2023.10.08 17:00 [CoRich]

まつもと演劇祭、ワタシの最後の一本。二人芝居70分。上土劇場。戯曲が劇作家協会のアーカイブで公開されています。ワタシは演目、初見。

7人の女を自殺幇助して殺し死刑を宣告された女。殺したときの記憶がなく、その記憶が戻る前に死にたいと思っている。
それまではいつ死刑になるかわからなかった法律が改正されていて、判決後5年以内に希望すれば自ら死刑執行されるようになっている。
女に会いに来た男は、支援者グループに入ったばかりの男が社会派の劇作家であり、その上演も観たことがあることを女は知って面会に応じる。男は取材を目的にしていて、女はそれを受け入れるかわりに結婚することと、上演は自分の死後とすることを条件にする。執行の日を指定するためには両親や配偶者のサインが必要だからだという。

先進国はほぼ死刑制度がなくなりつつあるけれど、改正しながら死刑制度を維持するという芝居といえば、渡辺源四郎商店の「どんとゆけ」 (1, 2, 3) を思い出すワタシです。
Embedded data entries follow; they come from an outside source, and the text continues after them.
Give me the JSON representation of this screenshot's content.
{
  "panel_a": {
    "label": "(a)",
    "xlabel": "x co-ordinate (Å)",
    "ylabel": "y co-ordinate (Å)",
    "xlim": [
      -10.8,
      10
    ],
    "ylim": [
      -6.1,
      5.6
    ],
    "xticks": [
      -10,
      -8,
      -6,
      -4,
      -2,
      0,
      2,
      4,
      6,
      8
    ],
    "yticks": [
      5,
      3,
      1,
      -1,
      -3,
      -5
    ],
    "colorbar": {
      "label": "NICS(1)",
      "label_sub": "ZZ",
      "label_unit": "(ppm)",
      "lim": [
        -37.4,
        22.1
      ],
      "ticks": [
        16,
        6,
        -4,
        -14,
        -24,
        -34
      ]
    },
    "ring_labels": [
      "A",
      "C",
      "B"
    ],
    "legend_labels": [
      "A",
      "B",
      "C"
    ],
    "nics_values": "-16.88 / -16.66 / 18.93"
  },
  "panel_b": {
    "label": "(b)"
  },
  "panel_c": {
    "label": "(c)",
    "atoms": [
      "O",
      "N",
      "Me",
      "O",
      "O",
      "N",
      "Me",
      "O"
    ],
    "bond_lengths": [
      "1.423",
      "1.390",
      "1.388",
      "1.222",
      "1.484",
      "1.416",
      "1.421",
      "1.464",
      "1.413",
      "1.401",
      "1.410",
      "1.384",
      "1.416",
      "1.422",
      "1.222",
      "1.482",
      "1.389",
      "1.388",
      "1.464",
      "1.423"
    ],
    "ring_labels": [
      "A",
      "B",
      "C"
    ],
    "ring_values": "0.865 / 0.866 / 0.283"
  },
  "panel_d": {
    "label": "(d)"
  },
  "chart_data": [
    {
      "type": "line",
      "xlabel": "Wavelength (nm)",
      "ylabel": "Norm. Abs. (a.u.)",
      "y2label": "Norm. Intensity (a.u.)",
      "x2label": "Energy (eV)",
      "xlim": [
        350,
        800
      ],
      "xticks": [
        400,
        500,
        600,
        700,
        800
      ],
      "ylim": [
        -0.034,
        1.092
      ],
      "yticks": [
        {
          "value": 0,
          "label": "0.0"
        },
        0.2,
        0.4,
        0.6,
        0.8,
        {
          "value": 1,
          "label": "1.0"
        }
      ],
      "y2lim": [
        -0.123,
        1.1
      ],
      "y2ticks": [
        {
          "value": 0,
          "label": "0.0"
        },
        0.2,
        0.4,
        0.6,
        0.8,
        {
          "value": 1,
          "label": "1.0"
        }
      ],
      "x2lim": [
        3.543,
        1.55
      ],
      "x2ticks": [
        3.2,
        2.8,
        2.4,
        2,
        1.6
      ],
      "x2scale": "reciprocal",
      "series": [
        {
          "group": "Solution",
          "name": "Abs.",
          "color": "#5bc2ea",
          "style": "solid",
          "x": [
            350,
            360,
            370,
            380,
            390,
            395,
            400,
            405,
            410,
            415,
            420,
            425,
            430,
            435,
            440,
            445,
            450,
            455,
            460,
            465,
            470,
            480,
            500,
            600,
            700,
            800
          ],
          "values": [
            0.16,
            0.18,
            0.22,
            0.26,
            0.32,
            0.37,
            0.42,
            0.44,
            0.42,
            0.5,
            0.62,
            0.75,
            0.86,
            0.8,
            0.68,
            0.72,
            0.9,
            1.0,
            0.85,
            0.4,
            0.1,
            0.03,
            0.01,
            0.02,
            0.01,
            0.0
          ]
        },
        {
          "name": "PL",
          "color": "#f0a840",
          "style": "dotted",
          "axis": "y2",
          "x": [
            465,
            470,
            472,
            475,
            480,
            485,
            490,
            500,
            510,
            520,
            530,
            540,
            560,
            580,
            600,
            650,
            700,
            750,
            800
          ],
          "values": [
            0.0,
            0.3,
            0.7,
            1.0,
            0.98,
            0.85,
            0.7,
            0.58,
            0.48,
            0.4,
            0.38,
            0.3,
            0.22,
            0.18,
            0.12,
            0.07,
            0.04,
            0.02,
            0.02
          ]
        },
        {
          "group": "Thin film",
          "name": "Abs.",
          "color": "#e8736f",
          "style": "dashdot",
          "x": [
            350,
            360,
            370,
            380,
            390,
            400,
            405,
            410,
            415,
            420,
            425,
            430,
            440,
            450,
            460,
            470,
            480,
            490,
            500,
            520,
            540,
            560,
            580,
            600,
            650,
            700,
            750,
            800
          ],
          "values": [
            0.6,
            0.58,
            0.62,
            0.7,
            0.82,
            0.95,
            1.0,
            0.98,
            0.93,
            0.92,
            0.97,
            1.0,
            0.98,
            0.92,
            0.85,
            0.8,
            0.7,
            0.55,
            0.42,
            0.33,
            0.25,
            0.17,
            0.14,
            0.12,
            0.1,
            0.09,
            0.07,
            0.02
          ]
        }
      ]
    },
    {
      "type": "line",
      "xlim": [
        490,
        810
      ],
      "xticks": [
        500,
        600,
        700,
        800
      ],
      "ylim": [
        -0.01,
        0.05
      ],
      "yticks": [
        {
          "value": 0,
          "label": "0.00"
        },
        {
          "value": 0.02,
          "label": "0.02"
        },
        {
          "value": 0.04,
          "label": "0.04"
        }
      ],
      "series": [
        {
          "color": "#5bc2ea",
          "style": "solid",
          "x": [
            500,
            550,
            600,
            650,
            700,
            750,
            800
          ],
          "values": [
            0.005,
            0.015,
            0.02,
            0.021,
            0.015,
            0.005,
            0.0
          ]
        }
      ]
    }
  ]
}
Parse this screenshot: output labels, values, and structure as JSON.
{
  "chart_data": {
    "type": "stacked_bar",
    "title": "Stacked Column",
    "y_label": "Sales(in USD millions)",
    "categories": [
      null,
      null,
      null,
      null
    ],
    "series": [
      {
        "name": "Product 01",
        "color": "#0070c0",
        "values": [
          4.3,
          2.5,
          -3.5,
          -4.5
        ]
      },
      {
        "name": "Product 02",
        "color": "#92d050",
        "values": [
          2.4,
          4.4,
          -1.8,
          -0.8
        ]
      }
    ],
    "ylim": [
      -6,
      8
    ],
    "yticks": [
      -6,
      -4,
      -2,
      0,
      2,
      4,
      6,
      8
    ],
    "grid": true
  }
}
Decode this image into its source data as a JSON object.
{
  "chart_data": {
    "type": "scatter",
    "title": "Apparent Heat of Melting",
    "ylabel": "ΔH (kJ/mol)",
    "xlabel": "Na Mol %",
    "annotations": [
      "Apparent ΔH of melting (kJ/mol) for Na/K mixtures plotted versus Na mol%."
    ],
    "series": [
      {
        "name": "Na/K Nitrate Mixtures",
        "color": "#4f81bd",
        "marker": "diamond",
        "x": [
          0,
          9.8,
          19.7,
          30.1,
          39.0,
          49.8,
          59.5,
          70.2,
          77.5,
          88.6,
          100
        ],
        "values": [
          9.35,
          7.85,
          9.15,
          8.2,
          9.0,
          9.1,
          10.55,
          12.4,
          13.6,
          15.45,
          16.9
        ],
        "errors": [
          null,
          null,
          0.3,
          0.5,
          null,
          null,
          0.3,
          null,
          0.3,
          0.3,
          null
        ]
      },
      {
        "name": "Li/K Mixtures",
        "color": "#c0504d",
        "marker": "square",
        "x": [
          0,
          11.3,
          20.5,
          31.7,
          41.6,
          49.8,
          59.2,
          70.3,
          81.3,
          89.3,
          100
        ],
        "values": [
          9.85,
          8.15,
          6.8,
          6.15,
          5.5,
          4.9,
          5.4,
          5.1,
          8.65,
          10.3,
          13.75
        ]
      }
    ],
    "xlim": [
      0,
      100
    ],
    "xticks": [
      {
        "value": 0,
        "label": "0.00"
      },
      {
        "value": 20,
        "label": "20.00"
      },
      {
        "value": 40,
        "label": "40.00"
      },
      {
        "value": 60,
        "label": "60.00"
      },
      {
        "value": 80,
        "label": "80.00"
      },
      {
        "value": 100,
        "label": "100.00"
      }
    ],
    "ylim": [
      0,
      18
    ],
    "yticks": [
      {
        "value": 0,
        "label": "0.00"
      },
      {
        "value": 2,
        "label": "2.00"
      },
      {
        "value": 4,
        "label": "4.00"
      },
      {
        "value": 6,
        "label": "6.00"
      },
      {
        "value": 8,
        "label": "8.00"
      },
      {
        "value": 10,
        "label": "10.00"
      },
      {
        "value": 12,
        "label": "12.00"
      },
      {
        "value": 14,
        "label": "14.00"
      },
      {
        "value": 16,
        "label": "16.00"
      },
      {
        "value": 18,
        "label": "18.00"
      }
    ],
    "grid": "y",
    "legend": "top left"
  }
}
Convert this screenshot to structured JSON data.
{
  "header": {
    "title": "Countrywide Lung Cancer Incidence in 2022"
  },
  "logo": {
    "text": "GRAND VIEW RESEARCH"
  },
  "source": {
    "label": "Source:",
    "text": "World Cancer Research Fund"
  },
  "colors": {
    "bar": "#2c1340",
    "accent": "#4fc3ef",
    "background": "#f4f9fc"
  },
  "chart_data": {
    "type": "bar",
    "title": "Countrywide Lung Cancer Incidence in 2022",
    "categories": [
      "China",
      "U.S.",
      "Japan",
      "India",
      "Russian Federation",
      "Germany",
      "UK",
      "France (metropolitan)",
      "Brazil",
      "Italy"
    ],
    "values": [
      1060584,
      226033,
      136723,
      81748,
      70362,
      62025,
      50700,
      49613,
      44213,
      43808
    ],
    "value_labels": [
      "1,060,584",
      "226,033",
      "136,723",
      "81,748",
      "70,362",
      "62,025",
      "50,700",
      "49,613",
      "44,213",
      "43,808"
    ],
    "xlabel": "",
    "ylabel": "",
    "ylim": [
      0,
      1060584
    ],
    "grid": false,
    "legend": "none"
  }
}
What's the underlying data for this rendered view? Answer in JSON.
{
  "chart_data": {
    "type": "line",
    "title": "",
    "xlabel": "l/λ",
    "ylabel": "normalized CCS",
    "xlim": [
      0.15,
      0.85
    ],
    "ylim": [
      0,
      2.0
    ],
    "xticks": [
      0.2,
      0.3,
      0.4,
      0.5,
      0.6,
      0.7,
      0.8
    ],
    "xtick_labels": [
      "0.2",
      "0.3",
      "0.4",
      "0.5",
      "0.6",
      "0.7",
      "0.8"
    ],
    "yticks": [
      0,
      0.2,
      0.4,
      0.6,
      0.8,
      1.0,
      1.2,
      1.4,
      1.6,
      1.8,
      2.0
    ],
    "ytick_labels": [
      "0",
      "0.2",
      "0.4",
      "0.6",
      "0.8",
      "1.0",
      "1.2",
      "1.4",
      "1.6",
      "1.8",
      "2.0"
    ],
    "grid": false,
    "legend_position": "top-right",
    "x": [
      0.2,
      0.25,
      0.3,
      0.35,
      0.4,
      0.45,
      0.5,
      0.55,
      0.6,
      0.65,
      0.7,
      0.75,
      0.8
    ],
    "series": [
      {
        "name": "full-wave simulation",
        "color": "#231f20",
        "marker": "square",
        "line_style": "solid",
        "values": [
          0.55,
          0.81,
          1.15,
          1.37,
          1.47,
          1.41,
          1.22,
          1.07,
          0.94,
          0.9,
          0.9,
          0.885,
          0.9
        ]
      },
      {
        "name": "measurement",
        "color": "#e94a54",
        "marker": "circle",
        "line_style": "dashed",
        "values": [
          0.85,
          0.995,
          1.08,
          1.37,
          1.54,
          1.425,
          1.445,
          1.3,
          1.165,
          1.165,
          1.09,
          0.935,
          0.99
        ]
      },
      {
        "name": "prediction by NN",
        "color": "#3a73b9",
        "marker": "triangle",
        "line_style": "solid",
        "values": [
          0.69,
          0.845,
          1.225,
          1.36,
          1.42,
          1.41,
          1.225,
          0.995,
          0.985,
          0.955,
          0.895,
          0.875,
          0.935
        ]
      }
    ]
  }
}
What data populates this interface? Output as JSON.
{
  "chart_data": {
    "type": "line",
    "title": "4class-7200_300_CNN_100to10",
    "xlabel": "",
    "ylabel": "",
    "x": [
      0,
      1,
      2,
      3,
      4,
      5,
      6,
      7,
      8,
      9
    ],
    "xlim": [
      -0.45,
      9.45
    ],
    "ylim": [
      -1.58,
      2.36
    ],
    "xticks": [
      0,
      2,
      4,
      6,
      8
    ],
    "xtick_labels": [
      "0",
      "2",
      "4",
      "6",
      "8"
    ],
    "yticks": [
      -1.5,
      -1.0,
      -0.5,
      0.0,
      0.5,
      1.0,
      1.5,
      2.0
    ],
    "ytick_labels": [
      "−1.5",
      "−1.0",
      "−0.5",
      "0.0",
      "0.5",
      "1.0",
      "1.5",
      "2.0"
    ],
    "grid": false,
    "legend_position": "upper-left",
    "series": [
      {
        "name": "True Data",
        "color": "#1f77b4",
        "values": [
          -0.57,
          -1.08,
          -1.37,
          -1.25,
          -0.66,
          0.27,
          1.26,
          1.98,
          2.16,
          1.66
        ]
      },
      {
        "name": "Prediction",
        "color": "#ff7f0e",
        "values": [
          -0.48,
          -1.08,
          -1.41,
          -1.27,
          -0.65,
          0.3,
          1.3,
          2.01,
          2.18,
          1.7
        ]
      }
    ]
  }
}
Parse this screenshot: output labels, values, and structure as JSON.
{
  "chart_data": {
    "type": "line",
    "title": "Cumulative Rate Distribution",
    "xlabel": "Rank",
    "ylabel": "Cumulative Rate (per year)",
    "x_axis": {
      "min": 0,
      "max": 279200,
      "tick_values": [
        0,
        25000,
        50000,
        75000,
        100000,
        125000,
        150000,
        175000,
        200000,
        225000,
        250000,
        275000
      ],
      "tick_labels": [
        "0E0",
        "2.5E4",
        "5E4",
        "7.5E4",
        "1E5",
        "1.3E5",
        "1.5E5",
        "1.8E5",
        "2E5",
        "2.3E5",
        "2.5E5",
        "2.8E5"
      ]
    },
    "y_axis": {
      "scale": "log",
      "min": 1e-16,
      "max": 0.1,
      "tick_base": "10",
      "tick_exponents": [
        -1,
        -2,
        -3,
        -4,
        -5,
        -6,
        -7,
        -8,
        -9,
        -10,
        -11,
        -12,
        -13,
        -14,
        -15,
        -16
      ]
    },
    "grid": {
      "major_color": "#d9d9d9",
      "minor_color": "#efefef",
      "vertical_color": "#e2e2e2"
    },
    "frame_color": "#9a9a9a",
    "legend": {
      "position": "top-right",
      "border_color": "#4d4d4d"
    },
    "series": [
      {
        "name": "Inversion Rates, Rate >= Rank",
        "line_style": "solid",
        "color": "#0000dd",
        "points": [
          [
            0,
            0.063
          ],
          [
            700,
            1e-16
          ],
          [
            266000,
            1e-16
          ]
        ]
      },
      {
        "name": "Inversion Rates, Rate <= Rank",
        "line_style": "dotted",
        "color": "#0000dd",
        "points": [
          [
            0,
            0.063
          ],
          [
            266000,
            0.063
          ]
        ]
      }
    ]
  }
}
そういえば婚姻を物語に絡めるのもちょっと似ていますが、物語は全く異なります。

まあまあ広い劇場だけれど、広めの机、アクリルの衝立てを隔てて椅子が2つという拘置所の面接室の設え。女の服はほぼ変わらずそれは空調が効いているからで、対して男は外から来るから装いが変わったりというのが時間の流れを作ります。結婚はしたものの、あくまで仕事の一環で居続ける男、女は少し恋心が見えるよう。

時間が立ってもなびく気配のない男。女はその理由を知ってしまう後半から畳み掛ける圧巻。日本における仇討ちを代替するのが死刑制度の一つのありかた、というのを思い起こさせるのです。この二人がどうなっていくか、分からない終幕も短編らしく物語をスパッと終わらせるのもとても良いです。